Over and above the expected peripheral olfactory impacts of knocking out AcIr76b, we have identified novel roles for Ir76b-based signalling in anopheline reproductive pathways. To begin, female homozygotic AcIr76b^−/− mutants displayed significant reductions in insemination rates that persisted when mated with either wild-type or mutant males. In contrast, AcIr76b^−/− males maintained wild-type–level insemination rates when paired with wild-type females (Fig. 5A). While these data demonstrate this phenotype is female specific, its mechanistic basis remains unclear. While AcIr76b^−/− females are significantly smaller than their wild-type counterparts, which may contribute to their reduced overall fitness and thereby impact mating and other behaviors, we hypothesize that the Ir76b-related mating defect is primarily linked to its impact on direct or volatile-based chemosensory processes on the labella and tarsi of An. coluzzii, where AcIr76b expression is pronounced. Indeed, DmIr76b is involved in multiple gustatory pathways in Drosophila (25, 26), where the labella and tarsi are recognized as gustatory appendages (44, 67, 68) and where multiple studies have identified IRs on those gustatory appendages that directly promote mating (67, 69, 70). While the chemosensory receptors involved in mosquito mating have not been identified molecularly, the tarsi of anopheline mosquitoes are known to be essential for mating where they presumably detect contact mating pheromones (71–73). It is therefore reasonable to suggest that mating deficits observed in AcIr76b^−/− females could be caused by disruption of recognition pathways that are dependent on Ir76b-mediated gustatory signaling.

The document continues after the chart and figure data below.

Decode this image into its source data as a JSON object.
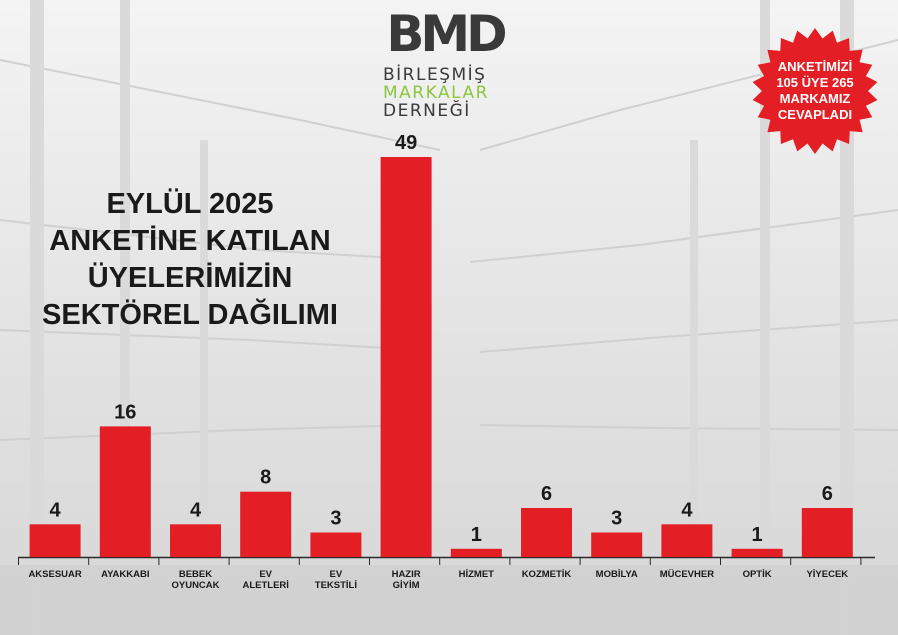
{
  "logo": {
    "name": "BMD",
    "line1": "BİRLEŞMİŞ",
    "line2": "MARKALAR",
    "line3": "DERNEĞİ"
  },
  "title_lines": [
    "EYLÜL 2025",
    "ANKETİNE KATILAN",
    "ÜYELERİMİZİN",
    "SEKTÖREL DAĞILIMI"
  ],
  "badge": {
    "lines": [
      "ANKETİMİZİ",
      "105 ÜYE 265",
      "MARKAMIZ",
      "CEVAPLADI"
    ],
    "color": "#e31e24"
  },
  "chart_data": {
    "type": "bar",
    "title": "EYLÜL 2025 ANKETİNE KATILAN ÜYELERİMİZİN SEKTÖREL DAĞILIMI",
    "categories": [
      [
        "AKSESUAR"
      ],
      [
        "AYAKKABI"
      ],
      [
        "BEBEK",
        "OYUNCAK"
      ],
      [
        "EV",
        "ALETLERİ"
      ],
      [
        "EV",
        "TEKSTİLİ"
      ],
      [
        "HAZIR",
        "GİYİM"
      ],
      [
        "HİZMET"
      ],
      [
        "KOZMETİK"
      ],
      [
        "MOBİLYA"
      ],
      [
        "MÜCEVHER"
      ],
      [
        "OPTİK"
      ],
      [
        "YİYECEK"
      ]
    ],
    "values": [
      4,
      16,
      4,
      8,
      3,
      49,
      1,
      6,
      3,
      4,
      1,
      6
    ],
    "ylim": [
      0,
      49
    ],
    "grid": false,
    "bar_color": "#e31e24"
  }
}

While mating deficits represent a significant AcIr76b^−/− phenotype that impedes the propagation of homozygous mutant lines, the total absence of successful blood feeding of AcIr76b^−/− females is profound, mandating heterozygotic maintenance of these lines. Despite the ability of these mutants to exhibit wild-type levels of sugar feeding and, importantly, to be fully able to locate, alight on, and even probe blood-containing membrane feeders that are supplemented with human foot-odor blends and CO₂, AcIr76b^−/− females completely fail to take-up (ingest) blood meals. In Ae. aegypti, the labial stylets, which are essential for gustatory sampling (tasting) of blood, house neurons that respond to whole blood that is rich in amino acids (74) and more specifically to adenosine triphosphate, NaHCO₃, and NaCl (59). More importantly, while the cognate IR coreceptors responsible for these responses remain uncharacterized, two Aedes IRs—Ir7a and Ir7f—acting as “tuning” receptors are specifically expressed on the stylet neurons, where they directly recognize these blood-specific tastant cues to activate the uptake of blood to complete blood feeding (59). In light of the robust expression of AcIr76b in the stylets of adult females, it is reasonable to postulate that AcIr76b is the gustatory IR coreceptor that is directly involved in blood tasting in An. coluzzii. That AcIr76b^−/− mutations specifically block the uptake of blood by female mosquitoes that have located, alighted on, and probed membrane feeders provides validation for this hypothesis. Inasmuch as blood feeding is paramount for An. coluzzii and other mosquitoes to reproduce and to acquire and transmit disease pathogens, the crucial role of Ir76b in blood feeding makes it a provocative target for the development of strategies to reduce mosquito vectorial capacity.

Data Availability

All study data are included in the article and/or SI Appendix and therefore fully accessible upon publication.